Анна. Тайна Дома Романовых - стр. 16
Мария Федоровна часто спорила со своим царственным супругом и всем говорила, что нисколько его не боится. Однако сейчас слова Павла были сказаны таким тоном, что императрица не осмелилась что-либо возразить. Она повернулась к Екатерине Николаевне, кивнула ей и протянула руку для поцелуя. Делая то же самое в отношении Анны, Мария Федоровна заметно скривилась и чуть дернула рукой, слегка ударив этим жестом гостью по губам. Причем сделала это, стоя спиной к Павлу, так что он ничего не заметил.
– Садитесь, ваше величество, выпейте с нами чаю, – предложил государь император.
– Что ж, извольте, – ответила императрица.
В полном молчании она села, и слуги разлили чай. По-прежнему царила тишина, никто не произносил ни слова. И в этой тишине особенно отчетливо и резко прозвучали слова Павла:
– Ваше величество, вам надлежит знать, что я сегодня пригласил госпожу Лопухину-младшую с особой целью.
– Вот как? – Мария Федоровна постаралась изобразить на лице любезность, но вышла кривая усмешка. – Что же это за особая цель?
– Представить ее вам, ибо вам предстоит теперь много времени проводить в ее обществе, поскольку я решил сделать Анну Лопухину вашей камер-фрейлиной.
При этих словах Екатерина Николаевна с трудом сдержала рвущееся из груди ликование. «Не может быть! – хотелось ей воскликнуть. – Сразу, только по приезде, – и такое возвышение! Что же будет дальше?» Анна выслушала новость спокойно, пожалуй, с некоторым удивлением. А вот императрица не смогла сдержать раздражения.
– Камер-фрейлина? – повторила она. – Но у меня есть три… четыре камер-фрейлины. И я остаюсь ими вполне довольна. Особенно хорошо исполняет службу госпожа Нелидова…
– Госпожа Нелидова больше не сможет оставаться в вашей свите, – сказал Павел, дергая щекой – это был верный признак приближающегося приступа гнева. – Она не может исполнять обязанности вашей фрейлины, поскольку потеряла мое расположение. И я не должен объяснять, почему так случилось! Слышите? Не должен, не должен, не должен! – Последние фразы он почти выкрикнул, топая ногами и брызгая слюной.
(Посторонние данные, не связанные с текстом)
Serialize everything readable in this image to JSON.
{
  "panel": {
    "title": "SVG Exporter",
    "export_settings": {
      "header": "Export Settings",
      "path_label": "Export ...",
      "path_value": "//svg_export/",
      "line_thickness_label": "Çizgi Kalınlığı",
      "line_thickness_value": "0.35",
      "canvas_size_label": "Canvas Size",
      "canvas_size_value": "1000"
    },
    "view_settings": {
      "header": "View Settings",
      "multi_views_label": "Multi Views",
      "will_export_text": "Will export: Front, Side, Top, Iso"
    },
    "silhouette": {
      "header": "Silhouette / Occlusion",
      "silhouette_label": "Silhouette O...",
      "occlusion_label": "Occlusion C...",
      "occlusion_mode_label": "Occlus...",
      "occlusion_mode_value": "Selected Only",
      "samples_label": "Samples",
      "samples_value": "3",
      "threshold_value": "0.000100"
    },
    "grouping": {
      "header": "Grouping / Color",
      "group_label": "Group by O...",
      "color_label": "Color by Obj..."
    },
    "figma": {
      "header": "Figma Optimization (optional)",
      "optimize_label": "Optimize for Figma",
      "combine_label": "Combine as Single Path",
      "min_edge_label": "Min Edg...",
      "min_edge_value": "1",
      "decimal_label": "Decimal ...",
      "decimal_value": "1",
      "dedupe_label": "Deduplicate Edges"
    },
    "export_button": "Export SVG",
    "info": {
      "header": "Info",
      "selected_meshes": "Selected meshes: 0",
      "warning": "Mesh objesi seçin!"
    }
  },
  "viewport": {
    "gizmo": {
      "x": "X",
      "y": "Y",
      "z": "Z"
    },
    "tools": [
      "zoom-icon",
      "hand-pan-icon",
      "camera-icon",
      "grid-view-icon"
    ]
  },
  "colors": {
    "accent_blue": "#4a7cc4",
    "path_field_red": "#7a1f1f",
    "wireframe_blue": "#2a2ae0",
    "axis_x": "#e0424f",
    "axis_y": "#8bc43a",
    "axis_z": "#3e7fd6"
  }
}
Мария Федоровна, привыкшая к этим приступам супружеского гнева, оставалась относительно спокойной, хотя и не осмеливалась возражать. Екатерина Николаевна, также наслышанная о неровном характере императора, также не подала признаков волнения. А вот на Анну случившаяся сцена произвела самое тяжелое впечатление. Она и не подозревала, что государь, только что говоривший с ней о литературе, о пейзажах рая, этот, видимо, тонкий, умный человек, может кричать и бесноваться, как последний грубиян. Она побледнела, замкнулась, вся ушла в себя.
Павел сразу заметил эту перемену в девушке, которая одна его сейчас интересовала. Заметил – и понял причину этой перемены. Он сдержал свой гнев, загнал его внутрь себя, отчего лицо его сделалось злым и неприятным, глаза сузились, губы сжались в тонкую полоску. Мария Федоровна, опять-таки хорошо разбиравшаяся в оттенках настроения своего супруга, тотчас это заметила – и поднялась с места. Она знала, что в таком состоянии сдержанного гнева Павел делается еще опаснее, чем когда срывается и кричит. В приступе ярости он мог сорвать погоны с вызвавшего монаршее неудовольствие генерала, разжаловать его в рядовые, сослать в Сибирь – но назавтра, остыв, как правило, отменял эти решения. А вот когда он был таким, как сейчас, холодно-злым, он мог сломать человеку судьбу – и оставить так навсегда.